Freepages-Help-L Archives

Archiver > Freepages-Help > 2002-11 > 1038539590


From: Elsi <>
Subject: Re: Fw: [FreeHelp] FINDING MY WEBPAGE ON ROOTSWEB
Date: Thu, 28 Nov 2002 21:13:49 -0600
References: <016101c29597$1ba82580$0100007f@pat><3.0.1.32.20021127115347.0125db90@mail.augustmail.com><5.1.0.14.0.20021128190620.022b17d0@pop3.norton.antivirus>
In-Reply-To: <3DE6D381.32B75AD7@YAHOO.com>


At 09:40 PM 11/28/2002 -0500, you wrote:
>Pat Asher wrote:
>
>> Rod,
>>
>> It is not a "problem". It is the difference in the way a spider works
>> (http), and the cron job that reads the TITLE tags for the Freepages index
>> from the server (not http).
>>
>> Pat
>
> I consider it a problem in that it is an undocumented "quirk", a
deviation from
>the way users expect the title tags to be found. IMO, this needs to be
either fixed
>-- so the TITLE tags are extracted in the same way that users experience
it with
>their user agents -- or documented as an exception to the usefulness of
the ssi
>stuff.

Rod - I'll be honest in saying that you are the very first person I've ever
run into who used SSI for the TITLE of a web page.
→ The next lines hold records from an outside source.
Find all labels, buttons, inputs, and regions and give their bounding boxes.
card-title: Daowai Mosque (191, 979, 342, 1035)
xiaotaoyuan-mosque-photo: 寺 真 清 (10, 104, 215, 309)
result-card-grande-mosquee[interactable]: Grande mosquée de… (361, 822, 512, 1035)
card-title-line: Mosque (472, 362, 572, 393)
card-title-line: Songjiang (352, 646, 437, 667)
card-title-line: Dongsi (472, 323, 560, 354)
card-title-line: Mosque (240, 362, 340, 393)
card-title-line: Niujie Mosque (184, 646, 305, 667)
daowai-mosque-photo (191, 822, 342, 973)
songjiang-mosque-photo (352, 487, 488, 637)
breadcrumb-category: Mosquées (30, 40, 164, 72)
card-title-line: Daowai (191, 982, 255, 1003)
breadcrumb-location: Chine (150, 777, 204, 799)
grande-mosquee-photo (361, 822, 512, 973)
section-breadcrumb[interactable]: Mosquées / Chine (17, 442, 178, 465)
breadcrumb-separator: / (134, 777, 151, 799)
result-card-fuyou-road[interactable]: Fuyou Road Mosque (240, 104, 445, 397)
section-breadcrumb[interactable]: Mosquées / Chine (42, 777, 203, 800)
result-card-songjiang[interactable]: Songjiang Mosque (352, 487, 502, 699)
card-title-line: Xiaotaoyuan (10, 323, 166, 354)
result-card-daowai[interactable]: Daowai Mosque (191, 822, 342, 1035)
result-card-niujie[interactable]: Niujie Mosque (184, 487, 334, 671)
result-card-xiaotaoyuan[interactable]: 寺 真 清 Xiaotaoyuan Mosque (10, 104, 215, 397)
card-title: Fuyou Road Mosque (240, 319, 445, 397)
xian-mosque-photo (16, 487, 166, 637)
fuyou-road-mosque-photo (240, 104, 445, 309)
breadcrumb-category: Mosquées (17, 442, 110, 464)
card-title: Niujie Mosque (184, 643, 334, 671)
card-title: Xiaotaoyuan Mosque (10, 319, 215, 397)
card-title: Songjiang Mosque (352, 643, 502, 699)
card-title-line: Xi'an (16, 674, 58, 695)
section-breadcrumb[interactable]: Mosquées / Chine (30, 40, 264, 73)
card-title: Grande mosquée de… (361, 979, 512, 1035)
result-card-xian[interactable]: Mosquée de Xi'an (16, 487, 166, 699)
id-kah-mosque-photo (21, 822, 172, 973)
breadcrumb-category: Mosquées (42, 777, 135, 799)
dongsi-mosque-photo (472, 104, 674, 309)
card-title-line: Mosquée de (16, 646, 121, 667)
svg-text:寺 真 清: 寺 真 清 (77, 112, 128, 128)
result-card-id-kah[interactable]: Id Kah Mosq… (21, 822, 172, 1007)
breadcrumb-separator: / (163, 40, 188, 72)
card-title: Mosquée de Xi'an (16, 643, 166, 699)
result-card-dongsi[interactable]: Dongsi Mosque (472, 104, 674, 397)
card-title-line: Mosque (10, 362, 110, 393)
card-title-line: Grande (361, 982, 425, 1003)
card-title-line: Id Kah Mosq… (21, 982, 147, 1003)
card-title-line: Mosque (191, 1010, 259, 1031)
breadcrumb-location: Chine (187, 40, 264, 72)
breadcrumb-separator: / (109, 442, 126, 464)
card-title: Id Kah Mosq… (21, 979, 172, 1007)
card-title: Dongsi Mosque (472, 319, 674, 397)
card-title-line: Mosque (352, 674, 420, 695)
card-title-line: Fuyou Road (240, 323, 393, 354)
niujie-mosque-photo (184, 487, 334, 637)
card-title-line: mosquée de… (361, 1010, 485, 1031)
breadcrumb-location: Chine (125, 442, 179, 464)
I don't think it even
occurred to the guys who wrote the directory indexer -- hence the lack of
"documentation" for the way in which this works. The directory indexer
opens one and only one file in your xxxxx_html directory and reads the
contents of the <.title>yyyy<./title> line. I don't think anyone ever
thought that in this file one would include the TITLE via SSI. SSI is
typically used to bring the same information/text into many pages and no
one ever considered that you'd want lots of different pages with the same
TITLE in them.

> Also, I have not yet received a definitive answer about the spider that
>constructs the indexes for SearchThingy: Does it or does it not use the HTML
>protocol? I don't want to wait 6 months only to discover then that, oh yeah,
>the spider doesn't use the HTML protocol so your pages will never be indexed.

The RootsWeb spider -- like the Altavista & Google spiders -- accesses your
pages via HTTP, receiving exactly the same page (well, minus any JavaScript
'write' commands) as the user at the browser.